Canyon Lake is a center for recreation in the area. The Corps of Engineers built and maintains eight park areas around the lake for camping, swimming, boating and picnicking. Bank fishing is available in all park areas, and a fishing dock can be found in Cranes Mill Park on the south side of the lake. Comal County provides several public boat ramps for access to the lake. Hike, bike and equestrian trails are available, as is limited hunting (archery only) and professional fishing guide services.

There are several public parks on the shores of Canyon Lake that allow access to the lake for swimming, fishing and boating.

There are 2 marinas located on the lake. The marinas have boats and jet skis available for rent.

There are several public boat ramps on the lake as well as private boat ramps. Public access boat ramps are available free of charge. The private boat ramps at the marinas or in some of the parks are available to the public for a fee. There is no fishing or swimming allowed at any of the boat ramps.

==Lake level concerns==
Plans by GBRA to sell water from Canyon Lake to supply the fast-growing San Antonio and Austin regions have raised concerns that the lake will fall well below the established conservation pool level, potentially causing problems ranging from erosion and weakening of Canyon Dam to a decline in property values and possible health issues from the exposure of long-submerged land. This has led to several administrative actions and lawsuits over the future of Canyon Lake.

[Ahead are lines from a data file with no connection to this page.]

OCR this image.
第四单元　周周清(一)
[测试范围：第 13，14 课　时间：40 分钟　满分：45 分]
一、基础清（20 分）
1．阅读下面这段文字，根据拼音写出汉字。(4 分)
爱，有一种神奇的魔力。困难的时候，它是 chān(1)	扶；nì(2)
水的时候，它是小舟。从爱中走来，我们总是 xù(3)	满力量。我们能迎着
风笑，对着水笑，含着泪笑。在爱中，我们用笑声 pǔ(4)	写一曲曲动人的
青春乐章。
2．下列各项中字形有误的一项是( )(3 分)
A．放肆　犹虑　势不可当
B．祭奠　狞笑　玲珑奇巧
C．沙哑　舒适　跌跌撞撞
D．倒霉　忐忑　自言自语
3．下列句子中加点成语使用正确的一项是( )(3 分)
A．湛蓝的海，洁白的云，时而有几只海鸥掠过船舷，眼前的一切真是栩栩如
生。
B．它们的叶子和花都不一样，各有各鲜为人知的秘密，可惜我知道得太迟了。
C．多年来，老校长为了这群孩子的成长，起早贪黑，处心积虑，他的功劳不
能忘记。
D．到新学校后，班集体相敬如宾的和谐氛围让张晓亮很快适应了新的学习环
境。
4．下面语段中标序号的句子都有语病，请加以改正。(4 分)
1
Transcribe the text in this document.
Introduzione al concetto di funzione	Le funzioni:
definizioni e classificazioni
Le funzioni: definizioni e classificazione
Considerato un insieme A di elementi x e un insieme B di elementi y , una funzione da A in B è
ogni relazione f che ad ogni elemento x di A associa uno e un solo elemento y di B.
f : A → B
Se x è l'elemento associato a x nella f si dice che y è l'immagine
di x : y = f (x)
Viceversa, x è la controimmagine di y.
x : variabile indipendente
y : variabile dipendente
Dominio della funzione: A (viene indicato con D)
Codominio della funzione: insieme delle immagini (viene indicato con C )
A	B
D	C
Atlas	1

On September 1, 2023, Canyon Lake dropped to its lowest pool level on record. As the water level continued to drop, ruins started appear that had previously been under water, including an old bridge and rubble from an old house. A cave that had previously been under water also became accessible without the use of diving equipment.

On June 9, 2025, the amount of water flowing into Canyon Lake reached lows not seen in 100 years.

2026 Hill Country Floods

As of July 21, 2026, the downstream effects from the 2026 Hill Country Floods has filled up Canyon Lake to 909.09 ft.